Suara.com - Rontoknya investasi perusahaan teknologi digital ditambah kemelut resesi global yang diprediksi terjadi pada tahun depan, tak membuat Indonesia dan kawasan ASEAN kehilangan momentum pertumbuhan.
Pasalnya, kondisi tremor itu merupakan konsekuensi wajar dari situasi global hari ini, tetapi katalis pertumbuhan masih cukup banyak untuk Indonesia dan ASEAN.
Hal itu diungkapkan konglomerat tanah air yang juga Direktur Eksekutif Lippo Group John Riady saat menghadiri Cathay Forum ke 9 di Singapura. Ia menyebut, saat ini bubble startup sebagai fenomena wajar agar aliran investasi seiring sejalan dengan pengembangan pasar secara riil.
John mengatakan, fenomena ini akan menguji sekian banyak perusahaan teknologi digital yang relevan bagi pasar, serta memvalidasi valuasi.

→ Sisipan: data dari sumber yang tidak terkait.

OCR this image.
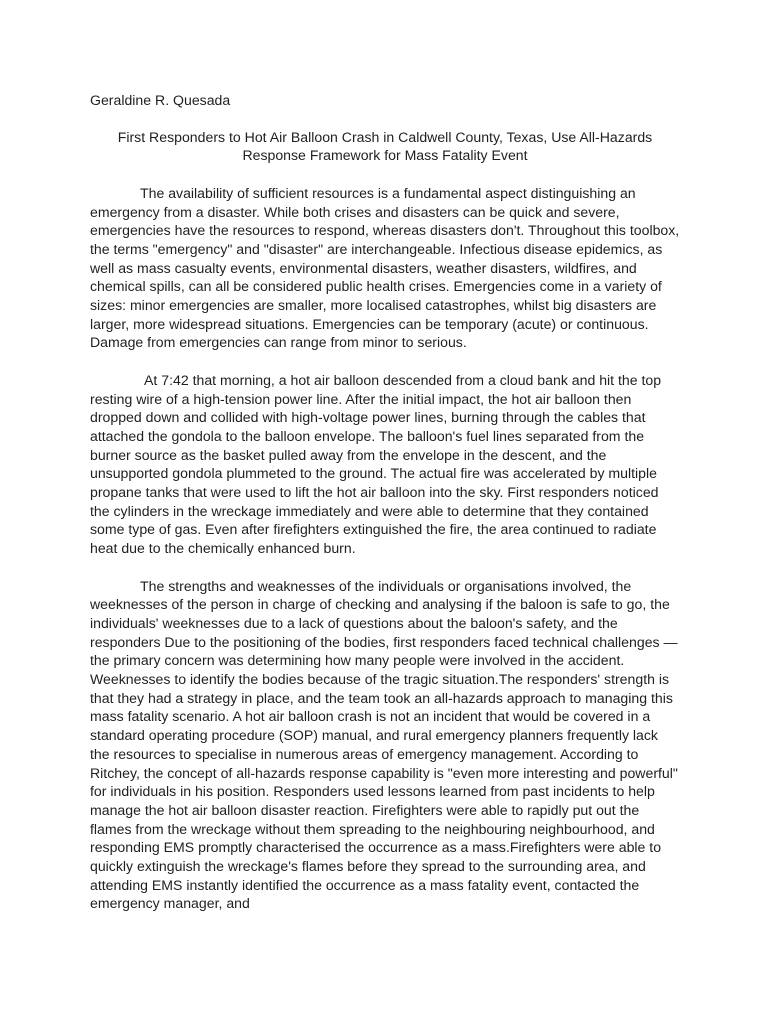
Geraldine R. Quesada

First Responders to Hot Air Balloon Crash in Caldwell County, Texas, Use All-Hazards
Response Framework for Mass Fatality Event

The availability of sufficient resources is a fundamental aspect distinguishing an emergency from a disaster. While both crises and disasters can be quick and severe, emergencies have the resources to respond, whereas disasters don't. Throughout this toolbox, the terms "emergency" and "disaster" are interchangeable. Infectious disease epidemics, as well as mass casualty events, environmental disasters, weather disasters, wildfires, and chemical spills, can all be considered public health crises. Emergencies come in a variety of sizes: minor emergencies are smaller, more localised catastrophes, whilst big disasters are larger, more widespread situations. Emergencies can be temporary (acute) or continuous. Damage from emergencies can range from minor to serious.

At 7:42 that morning, a hot air balloon descended from a cloud bank and hit the top resting wire of a high-tension power line. After the initial impact, the hot air balloon then dropped down and collided with high-voltage power lines, burning through the cables that attached the gondola to the balloon envelope. The balloon's fuel lines separated from the burner source as the basket pulled away from the envelope in the descent, and the unsupported gondola plummeted to the ground. The actual fire was accelerated by multiple propane tanks that were used to lift the hot air balloon into the sky. First responders noticed the cylinders in the wreckage immediately and were able to determine that they contained some type of gas. Even after firefighters extinguished the fire, the area continued to radiate heat due to the chemically enhanced burn.

The strengths and weaknesses of the individuals or organisations involved, the weeknesses of the person in charge of checking and analysing if the baloon is safe to go, the individuals' weeknesses due to a lack of questions about the baloon's safety, and the responders Due to the positioning of the bodies, first responders faced technical challenges — the primary concern was determining how many people were involved in the accident. Weeknesses to identify the bodies because of the tragic situation.The responders' strength is that they had a strategy in place, and the team took an all-hazards approach to managing this mass fatality scenario. A hot air balloon crash is not an incident that would be covered in a standard operating procedure (SOP) manual, and rural emergency planners frequently lack the resources to specialise in numerous areas of emergency management. According to Ritchey, the concept of all-hazards response capability is "even more interesting and powerful" for individuals in his position. Responders used lessons learned from past incidents to help manage the hot air balloon disaster reaction. Firefighters were able to rapidly put out the flames from the wreckage without them spreading to the neighbouring neighbourhood, and responding EMS promptly characterised the occurrence as a mass.Firefighters were able to quickly extinguish the wreckage's flames before they spread to the surrounding area, and attending EMS instantly identified the occurrence as a mass fatality event, contacted the emergency manager, and
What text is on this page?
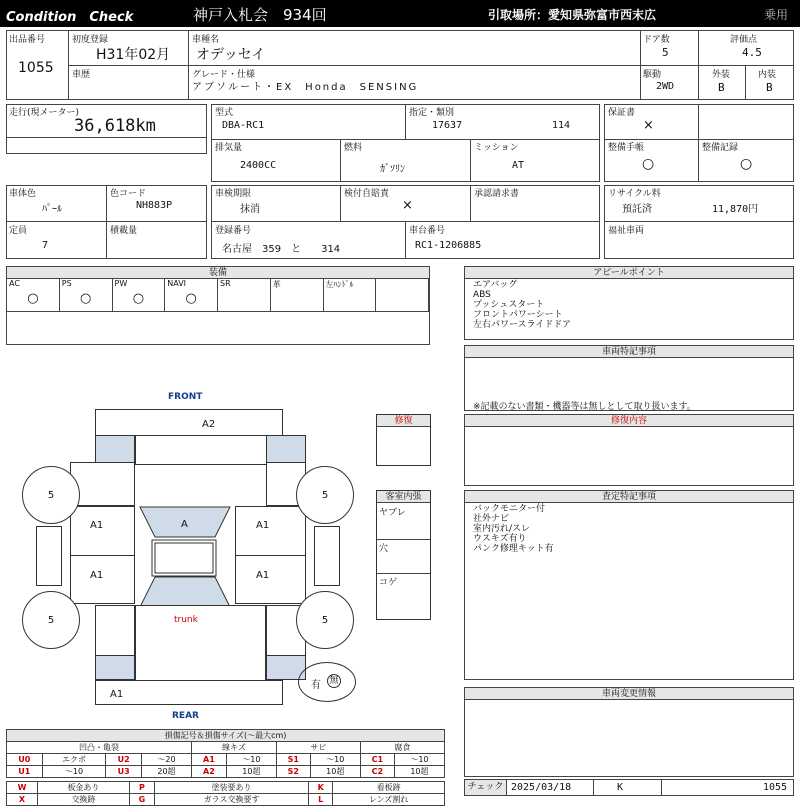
Condition　Check	神戸入札会　934回	引取場所：愛知県弥富市西末広	乗用
出品番号
1055
初度登録
H31年02月
車種名
オデッセイ
ドア数
5
評価点
4.5
車歴	グレード・仕様
アブソルート・EX　Honda　SENSING
駆動
2WD
外装
B
内装
B
走行(現メーター)
36,618km
型式
DBA-RC1
指定・類別
17637	114
排気量
2400CC
燃料
ｶﾞｿﾘﾝ
ミッション
AT
保証書
×
整備手帳
○
整備記録
○
車体色
ﾊﾟｰﾙ
色コード
NH883P
定員
7
積載量
車検期限
抹消
検付自賠責
×
承認請求書
登録番号
名古屋　359　と　　314
車台番号
RC1-1206885
リサイクル料
預託済	11,870円
福祉車両
装備
AC
○
PS
○
PW
○
NAVI
○
SR	革	左ﾊﾝﾄﾞﾙ
アピールポイント
エアバッグ
ABS
プッシュスタート
フロントパワーシート
左右パワースライドドア
車両特記事項
※記載のない書類・機器等は無しとして取り扱います。
修復内容
査定特記事項
バックモニター付
社外ナビ
室内汚れ/スレ
ウスキズ有り
パンク修理キット有
車両変更情報
FRONT
A2
A1
A1
A1
A1
A
trunk
A1
REAR
5	5
5	5
修復
客室内張
ヤブレ
穴
コゲ
有 無
損傷記号＆損傷サイズ(〜最大cm)									
凹凸・亀裂				線キズ		サビ		腐食	
U0	エクボ	U2	〜20	A1	〜10	S1	〜10	C1	〜10
U1	〜10	U3	20超	A2	10超	S2	10超	C2	10超
W	板金あり	P	塗装要あり	K	看板跡
X	交換跡	G	ガラス交換要す	L	レンズ割れ
チェック 2025/03/18	K	1055
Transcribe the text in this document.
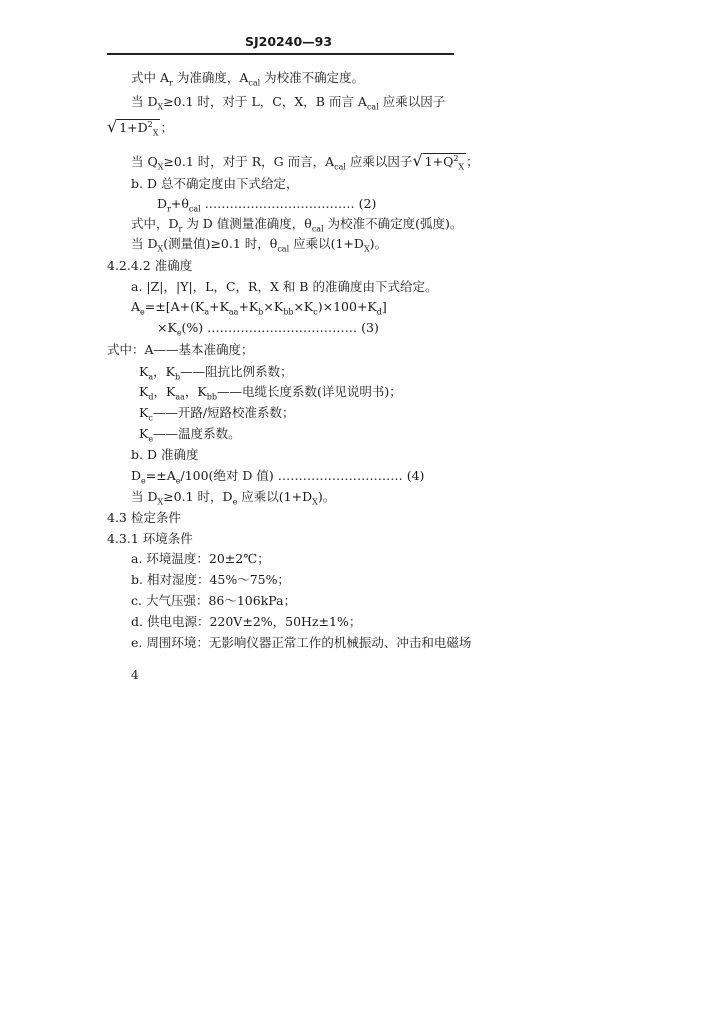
SJ20240—93
式中 $A_r$ 为准确度，$A_{cal}$ 为校准不确定度。
当 $D_X\ge 0.1$ 时，对于 L，C，X，B 而言 $A_{cal}$ 应乘以因子
√ $1+D^2_X$ ；
当 $Q_X\ge 0.1$ 时，对于 R，G 而言，$A_{cal}$ 应乘以因子√ $1+Q^2_X$ ；
b. D 总不确定度由下式给定，
$D_r+\theta_{cal}$ ……………………………… (2)
式中，$D_r$ 为 D 值测量准确度，$\theta_{cal}$ 为校准不确定度(弧度)。
当 $D_X$(测量值)≥0.1 时，$\theta_{cal}$ 应乘以$(1+D_X)$。
4.2.4.2 准确度
a. |Z|，|Y|，L，C，R，X 和 B 的准确度由下式给定。
$A_e=\pm[A+(K_a+K_{aa}+K_b\times K_{bb}\times K_c)\times 100+K_d]$
$\times K_e(\%)$ ……………………………… (3)
式中：A——基本准确度；
$K_a$，$K_b——$阻抗比例系数；
$K_d$，$K_{aa}$，$K_{bb}——$电缆长度系数(详见说明书)；
$K_c——$开路/短路校准系数；
$K_e——$温度系数。
b. D 准确度
$D_e=\pm A_e/100$(绝对 D 值) ………………………… (4)
当 $D_X\ge 0.1$ 时，$D_e$ 应乘以$(1+D_X)$。
4.3 检定条件
4.3.1 环境条件
a. 环境温度：20±2℃；
b. 相对湿度：45%～75%；
c. 大气压强：86～106kPa；
d. 供电电源：220V±2%，50Hz±1%；
e. 周围环境：无影响仪器正常工作的机械振动、冲击和电磁场
4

Menurutnya, hal tersebut akan memberikan imbas positif bagi berbagai inovasi dan solusi bagi masyarakat menyongsong era digital lebih lanjut ke depan.
Sementara terkait dengan potensi resesi yang menjelang, John menilai kondisi Indonesia dan kawasan ASEAN masih memiliki kekuatan guna meredam dampak terburuknya.
Sewaktu perdagangan internasioal lesu akibat kontraksi perekonomian yang terjadi di negara-negara besar, Indonesia dan negara kawasan Asean masih bisa mengandalkan pasar domestik maupun regional.
"Persoalan utama memang masih menghantui, seperti terganggunya rantai pasok global, berimbas kepada aliran bahan baku maupun sektor energi. Namun dari perkiraan berbagai lembaga global, Indonesia dan kawasan ASEAN masih jauh lebih baik," kata John dalam keterangan persnya di Jakarta, Jumat (4/11/2022).
Sementara di sisi lain, dia meyakini ASEAN ke depan akan jauh lebih berkembang. Saat ini saja, jelas John, ASEAN merupakan kawasan ekonomi terpadat ketiga di dunia, dengan tingkat pertumbuhan nomor tiga setelah China dan India.
Baca Juga: Indonesia Berharap Pada Ekonomi Digital di Tengah Ancaman Resesi
Sejalan dengan itu, berdasarkan riset IMF bersama Standard Chartered pada 2030, Indonesia akan menjadi negara peringkat empat PDB terbesar di dunia yang mencapai US$10,1 triliun. Indonesia membuntuti posisi China, India, dan Amerika Serikat.